How to Discipline Your Children – Part Four

Be in agreement with your spouse as to form, frequency and necessity

Genesis 2:24 makes a statement about husbands and wives.  It states “…and they shall become one flesh.”  There should be an intrinsic unity between husbands and wives.  Unity doesn’t always mean agreement or unanimity.  It means a united front even when there is a lack of total agreement.

It is vital for dads and moms to display a united front when disciplining children.  Lack of agreement will confuse children.  Also, children have an innate ability to play both ends against the middle.

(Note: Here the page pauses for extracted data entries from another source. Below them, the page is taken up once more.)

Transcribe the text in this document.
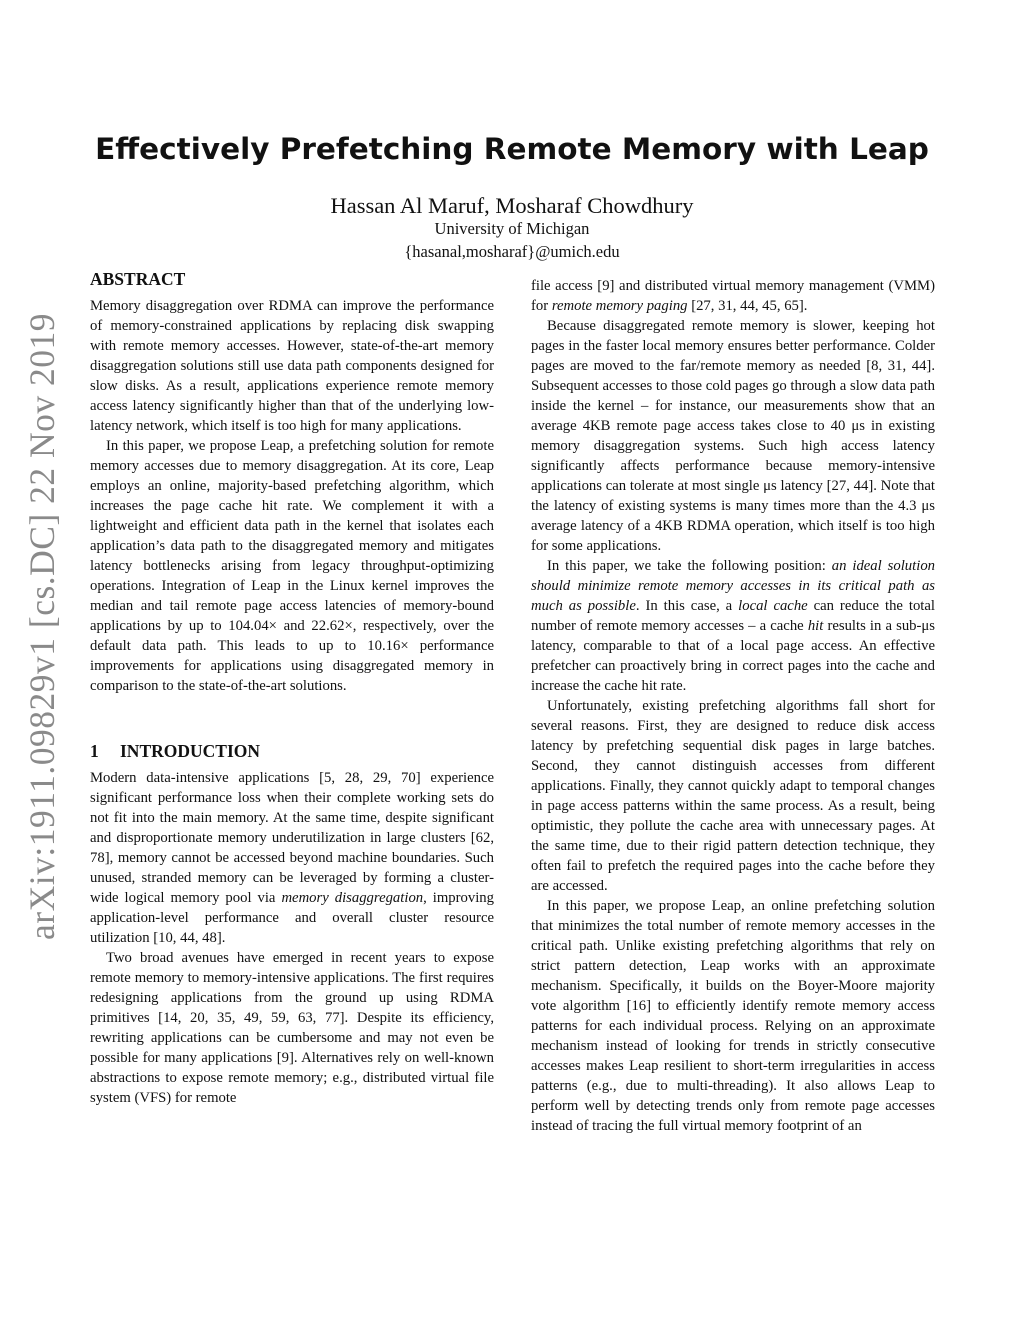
Effectively Prefetching Remote Memory with Leap
Hassan Al Maruf, Mosharaf Chowdhury
University of Michigan
{hasanal,mosharaf}@umich.edu
arXiv:1911.09829v1 [cs.DC] 22 Nov 2019
ABSTRACT

Memory disaggregation over RDMA can improve the performance of memory-constrained applications by replacing disk swapping with remote memory accesses. However, state-of-the-art memory disaggregation solutions still use data path components designed for slow disks. As a result, applications experience remote memory access latency significantly higher than that of the underlying low-latency network, which itself is too high for many applications.

In this paper, we propose Leap, a prefetching solution for remote memory accesses due to memory disaggregation. At its core, Leap employs an online, majority-based prefetching algorithm, which increases the page cache hit rate. We complement it with a lightweight and efficient data path in the kernel that isolates each application’s data path to the disaggregated memory and mitigates latency bottlenecks arising from legacy throughput-optimizing operations. Integration of Leap in the Linux kernel improves the median and tail remote page access latencies of memory-bound applications by up to 104.04× and 22.62×, respectively, over the default data path. This leads to up to 10.16× performance improvements for applications using disaggregated memory in comparison to the state-of-the-art solutions.

1 INTRODUCTION

Modern data-intensive applications [5, 28, 29, 70] experience significant performance loss when their complete working sets do not fit into the main memory. At the same time, despite significant and disproportionate memory underutilization in large clusters [62, 78], memory cannot be accessed beyond machine boundaries. Such unused, stranded memory can be leveraged by forming a cluster-wide logical memory pool via memory disaggregation, improving application-level performance and overall cluster resource utilization [10, 44, 48].

Two broad avenues have emerged in recent years to expose remote memory to memory-intensive applications. The first requires redesigning applications from the ground up using RDMA primitives [14, 20, 35, 49, 59, 63, 77]. Despite its efficiency, rewriting applications can be cumbersome and may not even be possible for many applications [9]. Alternatives rely on well-known abstractions to expose remote memory; e.g., distributed virtual file system (VFS) for remote

file access [9] and distributed virtual memory management (VMM) for remote memory paging [27, 31, 44, 45, 65].

Because disaggregated remote memory is slower, keeping hot pages in the faster local memory ensures better performance. Colder pages are moved to the far/remote memory as needed [8, 31, 44]. Subsequent accesses to those cold pages go through a slow data path inside the kernel – for instance, our measurements show that an average 4KB remote page access takes close to 40 μs in existing memory disaggregation systems. Such high access latency significantly affects performance because memory-intensive applications can tolerate at most single μs latency [27, 44]. Note that the latency of existing systems is many times more than the 4.3 μs average latency of a 4KB RDMA operation, which itself is too high for some applications.

In this paper, we take the following position: an ideal solution should minimize remote memory accesses in its critical path as much as possible. In this case, a local cache can reduce the total number of remote memory accesses – a cache hit results in a sub-μs latency, comparable to that of a local page access. An effective prefetcher can proactively bring in correct pages into the cache and increase the cache hit rate.

Unfortunately, existing prefetching algorithms fall short for several reasons. First, they are designed to reduce disk access latency by prefetching sequential disk pages in large batches. Second, they cannot distinguish accesses from different applications. Finally, they cannot quickly adapt to temporal changes in page access patterns within the same process. As a result, being optimistic, they pollute the cache area with unnecessary pages. At the same time, due to their rigid pattern detection technique, they often fail to prefetch the required pages into the cache before they are accessed.

In this paper, we propose Leap, an online prefetching solution that minimizes the total number of remote memory accesses in the critical path. Unlike existing prefetching algorithms that rely on strict pattern detection, Leap works with an approximate mechanism. Specifically, it builds on the Boyer-Moore majority vote algorithm [16] to efficiently identify remote memory access patterns for each individual process. Relying on an approximate mechanism instead of looking for trends in strictly consecutive accesses makes Leap resilient to short-term irregularities in access patterns (e.g., due to multi-threading). It also allows Leap to perform well by detecting trends only from remote page accesses instead of tracing the full virtual memory footprint of an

Being in agreement about discipline means that a dad and a mom need to sit down and talk about the how they are going to discipline their children.  Whenever there is disagreement, parents need to settle their differences before continuing their journey of disciplining their children.

Be consistent

Jesus taught us a marvelous truth in Matthew 5:37a.  He said, “But let your statement be, ‘Yes, yes’ or ‘No, no’…”  In other words, mean what you say and say what you mean.  Think before you speak.  Make sure that your word is your bond.

Nothing confuses children more that lack of consistency from parents with regards to discipline.  Children need a stable environment in which to grow and mature as stable adults.  Consistent discipline will help them immeasurably.

Sometimes parents will allow a curfew to be broken by their teenage child.  The teenager walks in the door from a party an hour late and the parents asks how they liked the party.  Another time, the same teen comes home fifteen minutes late from another party and gets grounded for two weeks.  This type of inconsistency will provoke a child to anger (see Ephesians 6:4).

Being in agreement as a parents will help with consistency.

Raising children is challenging.  Being in agreement and being consistent will increase peace and lessen strife.